The burst of Democratic interest also may bring complications for some Democratic incumbents.

Alex Mejias, a 38-year-old business strategist at a Richmond web development firm, is mounting a primary challenge against Del. Delores L. McQuinn, a Richmond Democrat who has represented the East End-centered 70th District since 2009. He declined to comment on McQuinn’s representation of the district, but said the unusually energetic atmosphere of the Trump era is part of what inspired him to run.

“I see competition as something that fuels creativity and innovation and is an essential part of our government working well,” Mejias said. “This campaign is meant to really engage the district.”

Though the strength of the Democrat field is difficult to measure early in the cycle, party leaders say they feel good about what they are seeing.

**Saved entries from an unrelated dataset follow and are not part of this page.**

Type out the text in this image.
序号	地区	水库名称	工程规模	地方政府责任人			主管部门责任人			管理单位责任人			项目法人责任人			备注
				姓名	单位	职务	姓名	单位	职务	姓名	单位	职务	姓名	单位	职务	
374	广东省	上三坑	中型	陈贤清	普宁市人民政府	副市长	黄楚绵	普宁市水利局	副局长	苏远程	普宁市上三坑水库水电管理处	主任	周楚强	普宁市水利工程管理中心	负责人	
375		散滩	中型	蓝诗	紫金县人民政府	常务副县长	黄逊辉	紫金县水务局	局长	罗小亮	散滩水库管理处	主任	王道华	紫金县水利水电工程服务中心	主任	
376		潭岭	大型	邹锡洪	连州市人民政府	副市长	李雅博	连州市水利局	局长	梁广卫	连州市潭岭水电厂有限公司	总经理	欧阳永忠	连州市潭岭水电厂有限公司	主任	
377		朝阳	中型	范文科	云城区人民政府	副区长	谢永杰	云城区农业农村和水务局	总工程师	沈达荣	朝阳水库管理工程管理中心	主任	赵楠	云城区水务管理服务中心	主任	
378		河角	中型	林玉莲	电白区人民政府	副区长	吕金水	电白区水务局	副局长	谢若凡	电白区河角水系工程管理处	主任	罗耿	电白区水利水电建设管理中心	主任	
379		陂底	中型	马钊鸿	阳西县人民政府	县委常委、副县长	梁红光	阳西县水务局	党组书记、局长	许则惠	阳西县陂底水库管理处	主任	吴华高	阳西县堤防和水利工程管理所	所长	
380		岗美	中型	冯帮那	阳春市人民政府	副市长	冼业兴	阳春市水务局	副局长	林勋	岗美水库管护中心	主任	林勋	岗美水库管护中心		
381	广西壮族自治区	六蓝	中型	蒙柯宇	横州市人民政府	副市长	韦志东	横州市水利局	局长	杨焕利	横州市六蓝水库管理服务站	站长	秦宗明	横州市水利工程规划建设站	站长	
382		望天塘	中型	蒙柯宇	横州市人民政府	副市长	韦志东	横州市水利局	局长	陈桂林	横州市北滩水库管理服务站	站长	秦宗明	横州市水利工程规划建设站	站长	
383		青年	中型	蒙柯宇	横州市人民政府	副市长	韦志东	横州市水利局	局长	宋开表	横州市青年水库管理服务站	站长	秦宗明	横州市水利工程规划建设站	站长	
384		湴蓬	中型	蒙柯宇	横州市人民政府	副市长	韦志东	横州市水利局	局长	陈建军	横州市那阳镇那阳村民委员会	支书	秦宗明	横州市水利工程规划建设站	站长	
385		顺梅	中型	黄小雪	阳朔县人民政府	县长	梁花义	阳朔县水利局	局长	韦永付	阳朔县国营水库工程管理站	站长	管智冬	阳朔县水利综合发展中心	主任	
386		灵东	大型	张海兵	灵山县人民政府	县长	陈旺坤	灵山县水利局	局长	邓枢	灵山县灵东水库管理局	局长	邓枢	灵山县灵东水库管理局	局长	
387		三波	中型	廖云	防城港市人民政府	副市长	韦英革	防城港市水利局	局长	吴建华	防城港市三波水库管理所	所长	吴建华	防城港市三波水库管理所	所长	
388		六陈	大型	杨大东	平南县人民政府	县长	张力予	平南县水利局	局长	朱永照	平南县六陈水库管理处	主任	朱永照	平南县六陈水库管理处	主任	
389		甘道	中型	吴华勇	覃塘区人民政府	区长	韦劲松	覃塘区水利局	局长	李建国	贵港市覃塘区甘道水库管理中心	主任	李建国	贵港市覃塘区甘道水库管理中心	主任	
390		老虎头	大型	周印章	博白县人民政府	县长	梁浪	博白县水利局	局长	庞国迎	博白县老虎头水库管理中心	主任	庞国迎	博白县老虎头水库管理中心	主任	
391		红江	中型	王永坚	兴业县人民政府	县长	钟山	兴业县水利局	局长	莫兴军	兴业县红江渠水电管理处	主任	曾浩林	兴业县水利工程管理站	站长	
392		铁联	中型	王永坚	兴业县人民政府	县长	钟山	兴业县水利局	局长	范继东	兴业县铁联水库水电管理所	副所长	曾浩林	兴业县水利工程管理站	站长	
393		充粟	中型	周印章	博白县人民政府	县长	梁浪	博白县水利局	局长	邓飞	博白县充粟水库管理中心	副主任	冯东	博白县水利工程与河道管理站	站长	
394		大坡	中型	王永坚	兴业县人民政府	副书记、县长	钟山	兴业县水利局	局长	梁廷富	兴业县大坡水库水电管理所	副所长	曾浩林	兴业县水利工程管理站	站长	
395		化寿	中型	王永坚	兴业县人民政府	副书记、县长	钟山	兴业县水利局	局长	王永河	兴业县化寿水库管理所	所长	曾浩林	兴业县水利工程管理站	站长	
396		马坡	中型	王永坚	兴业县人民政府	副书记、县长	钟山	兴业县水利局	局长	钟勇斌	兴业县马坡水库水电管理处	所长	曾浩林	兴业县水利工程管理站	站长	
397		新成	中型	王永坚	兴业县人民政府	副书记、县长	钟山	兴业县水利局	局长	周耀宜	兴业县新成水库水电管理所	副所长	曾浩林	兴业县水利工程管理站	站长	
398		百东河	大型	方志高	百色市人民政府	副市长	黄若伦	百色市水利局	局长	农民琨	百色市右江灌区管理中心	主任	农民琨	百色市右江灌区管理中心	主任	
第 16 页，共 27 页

“We feel that we’re on the right track to run a record number of candidates,” said Democratic Party of Virginia Chairwoman Susan Swecker.

Whitbeck, the Republican Party chairman, said his party is taking the “surge in enthusiasm by hard-core progressives” seriously. But Virginia voters, he said, will expect more than a message that he said boils down to “We hate Donald Trump.”

“We’re definitely ready for the fight and are going to relish it,” Whitbeck said. “It’s going to be the biggest battle the commonwealth has ever seen.”